Substack
Built RunwayML's content moderation pipeline processing 2M+ generations/day. Policy + ML systems.

Built AI moderation pipeline handling 2M/day with 96.2% automated catch rate
RunwayML's content moderation relied on a manual review queue that processed 800 flagged items/day with a 12-hour average response time. As generation volume grew to 2M/day, the human-only approach was unsustainable. Policy violations were increasing 40% month-over-month and the company risked losing its API providers.
Built a three-tier moderation system: (1) pre-generation prompt classifier that blocks obviously violating requests in <50ms, (2) post-generation image classifier trained on 200K labeled examples covering 18 violation categories, (3) human review for edge cases with uncertainty scores. Created an internal Retool dashboard for the review team with one-click decisions and automatic policy citation.
Automated catch rate hit 96.2% for policy violations. Manual review queue dropped from 800 to 120 items/day despite 5x volume growth. Average response time fell from 12 hours to 1.8 seconds for automated decisions. False positive rate held at 0.3%, preventing unnecessary user friction.
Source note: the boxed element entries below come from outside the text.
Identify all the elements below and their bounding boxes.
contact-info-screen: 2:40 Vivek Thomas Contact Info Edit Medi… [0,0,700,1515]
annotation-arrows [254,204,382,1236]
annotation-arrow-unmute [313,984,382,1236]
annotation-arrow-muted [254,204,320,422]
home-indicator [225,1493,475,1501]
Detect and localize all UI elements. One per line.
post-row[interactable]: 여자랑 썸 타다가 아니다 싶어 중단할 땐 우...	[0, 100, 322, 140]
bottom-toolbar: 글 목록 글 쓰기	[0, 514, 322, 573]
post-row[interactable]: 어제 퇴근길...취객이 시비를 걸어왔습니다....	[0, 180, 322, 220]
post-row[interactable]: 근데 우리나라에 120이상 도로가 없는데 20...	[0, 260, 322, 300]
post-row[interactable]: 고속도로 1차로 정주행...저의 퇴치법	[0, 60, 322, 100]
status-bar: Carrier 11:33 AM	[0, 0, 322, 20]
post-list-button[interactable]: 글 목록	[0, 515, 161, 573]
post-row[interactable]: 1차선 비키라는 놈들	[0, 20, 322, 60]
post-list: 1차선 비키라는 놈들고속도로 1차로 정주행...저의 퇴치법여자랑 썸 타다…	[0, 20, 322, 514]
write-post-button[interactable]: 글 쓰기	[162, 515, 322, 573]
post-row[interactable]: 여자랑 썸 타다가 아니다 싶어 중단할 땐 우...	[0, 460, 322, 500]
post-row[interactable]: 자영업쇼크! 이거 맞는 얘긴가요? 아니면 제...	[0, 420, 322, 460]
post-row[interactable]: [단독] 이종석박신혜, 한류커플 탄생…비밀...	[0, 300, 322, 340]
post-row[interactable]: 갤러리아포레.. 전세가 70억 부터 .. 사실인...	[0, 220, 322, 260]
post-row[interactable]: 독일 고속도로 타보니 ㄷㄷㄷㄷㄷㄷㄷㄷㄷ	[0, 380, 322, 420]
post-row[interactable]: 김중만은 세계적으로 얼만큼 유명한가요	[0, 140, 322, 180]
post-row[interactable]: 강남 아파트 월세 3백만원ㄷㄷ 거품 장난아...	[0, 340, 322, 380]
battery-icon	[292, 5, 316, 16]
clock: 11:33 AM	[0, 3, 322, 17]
Brand-creator partnerships on TikTok's marketplace had no standardized safety vetting. Brands were occasionally paired with creators who had past policy violations, creating PR risks.
Built an automated creator safety scoring system that evaluated historical content, comment sentiment, and policy violation history. Designed tiered brand-safety categories that brands could select during campaign setup.
Brand safety incidents dropped 87%. Creator marketplace GMV grew 2.3x as brands gained confidence. The scoring system became a key competitive differentiator in enterprise sales pitches.